Brazil's mills likely to delay cane harvest due to weather

17 Feb, 2019

Mills in Brazil's center-south are likely to start harvesting the new sugar cane crop later than usual to allow cane fields to take advantage of late rains while holding excess ethanol stocks after over-producing last year, analysts and millers said.
Brazil's 2019/20 cane crop in the main center-south region officially starts in April, but mills normally enter fields in March, particularly to profit from better ethanol prices at the end of the inter-harvest period. Ethanol stocks in the region are still at a near-record high, however, because of the mills' strategy last year to favor the biofuel over sugar. Ethanol prices did not rise in the between-crops period as they historically do, further reducing the incentive for early harvesting.
Brazil's Sao Martinho, one of the largest companies in the sector, said around 38 percent of its annual ethanol output remains to be sold in the last quarter of the crop year, which runs from January to March. "Our expectation was for higher ethanol prices in December, January and February, which didn't happen," said Felipe Vicchiato, the company's chief financial officer.
Brazil is the world's largest producer and exporter of sugar and the largest producer of cane-based ethanol, though it is second overall after the United States, which makes its ethanol from corn.

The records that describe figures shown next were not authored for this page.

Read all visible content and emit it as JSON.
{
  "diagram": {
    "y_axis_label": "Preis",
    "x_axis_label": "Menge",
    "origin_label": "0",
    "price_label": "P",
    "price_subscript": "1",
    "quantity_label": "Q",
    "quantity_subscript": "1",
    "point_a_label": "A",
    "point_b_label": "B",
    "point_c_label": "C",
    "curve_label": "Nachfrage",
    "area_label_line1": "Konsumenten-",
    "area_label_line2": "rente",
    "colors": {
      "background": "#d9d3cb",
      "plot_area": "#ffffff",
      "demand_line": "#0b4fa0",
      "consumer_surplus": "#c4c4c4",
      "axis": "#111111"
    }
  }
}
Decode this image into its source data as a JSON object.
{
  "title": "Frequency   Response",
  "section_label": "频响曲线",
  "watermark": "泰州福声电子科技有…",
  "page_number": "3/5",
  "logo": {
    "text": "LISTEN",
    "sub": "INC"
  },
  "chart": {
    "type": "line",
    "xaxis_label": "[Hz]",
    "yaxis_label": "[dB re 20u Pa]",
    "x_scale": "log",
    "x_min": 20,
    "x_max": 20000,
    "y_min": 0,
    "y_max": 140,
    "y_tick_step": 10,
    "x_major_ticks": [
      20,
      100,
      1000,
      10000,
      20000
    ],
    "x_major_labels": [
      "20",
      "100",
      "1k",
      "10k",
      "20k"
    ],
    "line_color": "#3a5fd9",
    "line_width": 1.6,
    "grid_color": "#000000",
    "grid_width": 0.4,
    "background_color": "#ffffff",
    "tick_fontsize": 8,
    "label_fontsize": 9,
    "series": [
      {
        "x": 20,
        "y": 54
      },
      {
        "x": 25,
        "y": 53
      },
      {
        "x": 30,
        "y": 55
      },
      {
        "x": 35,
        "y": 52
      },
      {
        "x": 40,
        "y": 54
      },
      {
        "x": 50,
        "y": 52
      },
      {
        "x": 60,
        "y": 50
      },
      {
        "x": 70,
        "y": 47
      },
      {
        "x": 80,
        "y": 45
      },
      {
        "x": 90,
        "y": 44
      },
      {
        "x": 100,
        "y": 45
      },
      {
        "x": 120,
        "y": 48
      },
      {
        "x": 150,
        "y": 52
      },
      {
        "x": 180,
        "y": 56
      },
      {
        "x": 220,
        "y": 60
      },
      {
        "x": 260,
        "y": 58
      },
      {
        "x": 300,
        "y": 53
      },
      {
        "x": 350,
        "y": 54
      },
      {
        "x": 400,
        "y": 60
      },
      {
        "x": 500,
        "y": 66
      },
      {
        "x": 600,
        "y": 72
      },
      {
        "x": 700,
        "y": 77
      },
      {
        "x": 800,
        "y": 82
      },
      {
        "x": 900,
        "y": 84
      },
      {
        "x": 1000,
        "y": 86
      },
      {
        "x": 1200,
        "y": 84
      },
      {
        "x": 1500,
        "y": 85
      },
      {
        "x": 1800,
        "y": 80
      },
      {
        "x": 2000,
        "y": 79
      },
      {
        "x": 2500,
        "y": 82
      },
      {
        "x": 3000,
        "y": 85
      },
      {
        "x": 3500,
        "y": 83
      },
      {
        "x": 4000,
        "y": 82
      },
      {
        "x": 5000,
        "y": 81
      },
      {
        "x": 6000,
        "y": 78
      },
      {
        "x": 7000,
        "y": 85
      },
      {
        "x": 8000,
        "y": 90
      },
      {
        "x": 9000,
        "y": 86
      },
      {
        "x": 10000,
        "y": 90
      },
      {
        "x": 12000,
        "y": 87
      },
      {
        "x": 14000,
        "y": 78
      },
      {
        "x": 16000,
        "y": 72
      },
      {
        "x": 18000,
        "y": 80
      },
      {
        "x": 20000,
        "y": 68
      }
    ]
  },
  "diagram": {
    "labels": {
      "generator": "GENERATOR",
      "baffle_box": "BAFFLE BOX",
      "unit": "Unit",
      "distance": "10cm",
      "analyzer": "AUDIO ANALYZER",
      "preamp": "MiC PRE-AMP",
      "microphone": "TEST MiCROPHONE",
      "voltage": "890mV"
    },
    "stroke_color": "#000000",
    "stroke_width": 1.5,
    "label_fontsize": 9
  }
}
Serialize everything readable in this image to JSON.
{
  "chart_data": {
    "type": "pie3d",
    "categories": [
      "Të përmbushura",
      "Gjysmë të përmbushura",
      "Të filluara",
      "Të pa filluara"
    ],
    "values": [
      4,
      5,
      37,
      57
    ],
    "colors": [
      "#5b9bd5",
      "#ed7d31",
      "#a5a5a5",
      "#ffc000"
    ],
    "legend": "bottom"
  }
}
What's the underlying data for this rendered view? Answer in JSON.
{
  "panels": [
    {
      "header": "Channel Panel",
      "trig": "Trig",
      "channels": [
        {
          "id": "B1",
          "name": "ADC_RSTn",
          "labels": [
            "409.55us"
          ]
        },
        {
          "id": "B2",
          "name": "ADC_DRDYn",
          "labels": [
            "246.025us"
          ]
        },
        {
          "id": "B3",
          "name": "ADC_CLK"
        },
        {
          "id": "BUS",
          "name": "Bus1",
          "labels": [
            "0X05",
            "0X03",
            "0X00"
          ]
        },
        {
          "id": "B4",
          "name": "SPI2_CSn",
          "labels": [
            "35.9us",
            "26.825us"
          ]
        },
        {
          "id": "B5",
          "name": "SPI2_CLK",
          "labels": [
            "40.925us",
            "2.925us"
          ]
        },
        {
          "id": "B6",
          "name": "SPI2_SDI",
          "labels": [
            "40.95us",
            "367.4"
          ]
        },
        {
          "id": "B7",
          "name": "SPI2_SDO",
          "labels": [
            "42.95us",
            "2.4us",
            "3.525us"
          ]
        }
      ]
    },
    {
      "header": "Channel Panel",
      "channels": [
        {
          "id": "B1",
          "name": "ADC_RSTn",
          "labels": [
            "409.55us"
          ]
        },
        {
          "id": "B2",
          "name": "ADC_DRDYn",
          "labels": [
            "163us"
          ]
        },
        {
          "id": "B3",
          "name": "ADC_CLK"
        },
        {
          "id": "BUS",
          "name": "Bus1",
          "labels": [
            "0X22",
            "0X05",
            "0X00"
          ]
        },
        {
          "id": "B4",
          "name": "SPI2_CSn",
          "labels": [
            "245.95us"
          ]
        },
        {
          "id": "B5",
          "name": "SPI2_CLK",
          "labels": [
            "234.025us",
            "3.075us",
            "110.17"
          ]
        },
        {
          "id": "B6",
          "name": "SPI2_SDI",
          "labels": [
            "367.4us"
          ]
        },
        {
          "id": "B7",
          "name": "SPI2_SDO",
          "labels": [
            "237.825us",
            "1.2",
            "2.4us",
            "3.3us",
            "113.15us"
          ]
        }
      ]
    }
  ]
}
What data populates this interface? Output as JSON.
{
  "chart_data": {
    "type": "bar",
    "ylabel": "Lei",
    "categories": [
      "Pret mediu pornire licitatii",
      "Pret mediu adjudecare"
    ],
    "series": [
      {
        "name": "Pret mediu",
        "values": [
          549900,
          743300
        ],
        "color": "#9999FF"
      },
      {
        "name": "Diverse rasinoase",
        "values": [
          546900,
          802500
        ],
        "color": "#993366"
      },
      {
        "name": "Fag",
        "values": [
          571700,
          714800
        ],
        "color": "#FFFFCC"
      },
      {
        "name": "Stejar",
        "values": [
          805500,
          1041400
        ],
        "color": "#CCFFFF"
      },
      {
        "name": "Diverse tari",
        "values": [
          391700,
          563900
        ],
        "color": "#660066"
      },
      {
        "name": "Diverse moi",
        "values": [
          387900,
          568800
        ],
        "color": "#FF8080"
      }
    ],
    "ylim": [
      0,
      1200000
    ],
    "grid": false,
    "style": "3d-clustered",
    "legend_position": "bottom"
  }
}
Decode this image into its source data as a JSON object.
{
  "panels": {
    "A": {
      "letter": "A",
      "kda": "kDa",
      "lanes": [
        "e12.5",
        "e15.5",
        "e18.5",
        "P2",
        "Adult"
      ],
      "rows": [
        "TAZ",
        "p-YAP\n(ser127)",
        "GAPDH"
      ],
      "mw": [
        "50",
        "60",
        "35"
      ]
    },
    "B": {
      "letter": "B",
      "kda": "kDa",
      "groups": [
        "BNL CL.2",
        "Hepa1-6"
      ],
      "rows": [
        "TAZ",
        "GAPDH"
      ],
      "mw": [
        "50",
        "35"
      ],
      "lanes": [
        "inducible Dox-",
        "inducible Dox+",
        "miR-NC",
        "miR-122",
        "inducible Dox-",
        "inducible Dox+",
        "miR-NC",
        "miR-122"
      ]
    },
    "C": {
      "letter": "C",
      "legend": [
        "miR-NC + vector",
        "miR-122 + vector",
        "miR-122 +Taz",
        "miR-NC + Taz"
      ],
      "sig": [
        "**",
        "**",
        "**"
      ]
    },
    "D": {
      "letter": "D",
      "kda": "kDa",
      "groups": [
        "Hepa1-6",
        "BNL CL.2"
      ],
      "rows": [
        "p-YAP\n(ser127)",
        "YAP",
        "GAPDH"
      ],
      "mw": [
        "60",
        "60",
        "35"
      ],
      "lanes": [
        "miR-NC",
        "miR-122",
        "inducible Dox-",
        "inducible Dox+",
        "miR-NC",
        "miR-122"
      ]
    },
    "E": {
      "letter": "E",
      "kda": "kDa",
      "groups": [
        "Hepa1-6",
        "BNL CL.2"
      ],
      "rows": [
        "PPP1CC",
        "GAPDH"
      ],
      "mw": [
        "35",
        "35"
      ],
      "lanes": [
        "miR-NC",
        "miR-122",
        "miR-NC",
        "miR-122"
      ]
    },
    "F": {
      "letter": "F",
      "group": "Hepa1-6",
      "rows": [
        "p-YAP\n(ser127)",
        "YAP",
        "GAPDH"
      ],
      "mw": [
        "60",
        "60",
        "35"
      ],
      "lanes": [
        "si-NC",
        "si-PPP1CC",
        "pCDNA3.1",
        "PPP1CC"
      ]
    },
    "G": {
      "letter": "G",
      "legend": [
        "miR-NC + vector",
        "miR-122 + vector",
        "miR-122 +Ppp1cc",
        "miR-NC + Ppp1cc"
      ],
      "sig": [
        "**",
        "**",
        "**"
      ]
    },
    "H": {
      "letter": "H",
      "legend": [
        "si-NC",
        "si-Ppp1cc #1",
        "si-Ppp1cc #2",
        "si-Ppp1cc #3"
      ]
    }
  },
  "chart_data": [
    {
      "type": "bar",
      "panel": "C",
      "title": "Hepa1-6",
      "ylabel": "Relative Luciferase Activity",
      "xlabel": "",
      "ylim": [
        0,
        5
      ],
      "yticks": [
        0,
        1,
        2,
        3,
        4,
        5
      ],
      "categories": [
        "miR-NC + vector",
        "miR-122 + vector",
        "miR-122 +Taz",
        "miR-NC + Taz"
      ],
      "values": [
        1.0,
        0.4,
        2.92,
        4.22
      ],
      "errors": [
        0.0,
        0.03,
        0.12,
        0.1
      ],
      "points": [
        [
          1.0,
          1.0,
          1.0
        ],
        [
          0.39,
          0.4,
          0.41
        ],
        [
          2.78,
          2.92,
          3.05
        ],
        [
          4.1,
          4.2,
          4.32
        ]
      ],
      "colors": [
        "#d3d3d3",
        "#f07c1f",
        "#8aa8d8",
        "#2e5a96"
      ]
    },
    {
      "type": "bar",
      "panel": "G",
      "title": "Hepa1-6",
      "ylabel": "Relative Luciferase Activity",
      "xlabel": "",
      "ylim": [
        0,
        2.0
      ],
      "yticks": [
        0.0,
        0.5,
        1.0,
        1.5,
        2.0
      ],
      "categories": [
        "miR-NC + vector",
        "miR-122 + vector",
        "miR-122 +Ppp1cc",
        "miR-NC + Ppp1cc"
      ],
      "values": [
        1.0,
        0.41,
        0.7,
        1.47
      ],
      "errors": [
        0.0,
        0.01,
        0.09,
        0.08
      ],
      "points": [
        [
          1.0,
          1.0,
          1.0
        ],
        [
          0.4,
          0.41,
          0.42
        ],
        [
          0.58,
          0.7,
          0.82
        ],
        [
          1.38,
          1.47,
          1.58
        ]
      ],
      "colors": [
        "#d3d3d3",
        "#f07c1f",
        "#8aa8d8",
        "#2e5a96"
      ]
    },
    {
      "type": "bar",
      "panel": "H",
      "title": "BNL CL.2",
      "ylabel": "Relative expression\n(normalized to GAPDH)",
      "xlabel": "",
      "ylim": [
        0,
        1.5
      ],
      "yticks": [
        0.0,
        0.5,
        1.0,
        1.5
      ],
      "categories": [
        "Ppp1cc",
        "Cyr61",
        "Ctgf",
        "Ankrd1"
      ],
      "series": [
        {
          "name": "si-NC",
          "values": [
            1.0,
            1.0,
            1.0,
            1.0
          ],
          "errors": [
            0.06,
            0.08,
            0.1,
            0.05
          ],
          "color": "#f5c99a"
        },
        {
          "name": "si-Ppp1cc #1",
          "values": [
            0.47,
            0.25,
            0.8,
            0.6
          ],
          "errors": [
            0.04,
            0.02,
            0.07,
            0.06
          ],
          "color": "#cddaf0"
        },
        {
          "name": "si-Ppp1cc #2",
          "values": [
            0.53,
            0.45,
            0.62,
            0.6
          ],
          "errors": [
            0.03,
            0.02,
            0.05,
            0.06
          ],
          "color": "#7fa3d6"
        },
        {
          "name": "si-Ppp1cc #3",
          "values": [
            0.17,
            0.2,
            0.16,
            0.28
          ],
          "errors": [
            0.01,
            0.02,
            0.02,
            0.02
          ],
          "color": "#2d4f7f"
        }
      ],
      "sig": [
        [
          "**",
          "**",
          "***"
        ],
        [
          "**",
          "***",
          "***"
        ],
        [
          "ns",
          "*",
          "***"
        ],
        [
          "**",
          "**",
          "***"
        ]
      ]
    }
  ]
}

Matheus Costa, sugar & ethanol analyst at broker and consultancy INTL FCStone, also said Brazil's ethanol stocks remain high.
"If mills face difficulties to reduce those stocks, they could opt to produce more sugar than ethanol in the beginning of the new crop, or they could choose to delay the start of harvesting," he said. Some companies, such as Louis Dreyfus-controlled Biosev, want to give cane fields time to benefit from recent rains, especially since precipitation was below average in December and January.
"We are having good rains now, and there is more expected for the rest of the month. Our plan is to not start crushing in March, only in April," Biosev's Chief Executive Juan José Blanchard told Reuters. If rains continue into March, overall volumes for the new cane crop could improve even if mills delay processing. Some analysts think the sugar market is already reacting to a possible delay in the new center-south crop.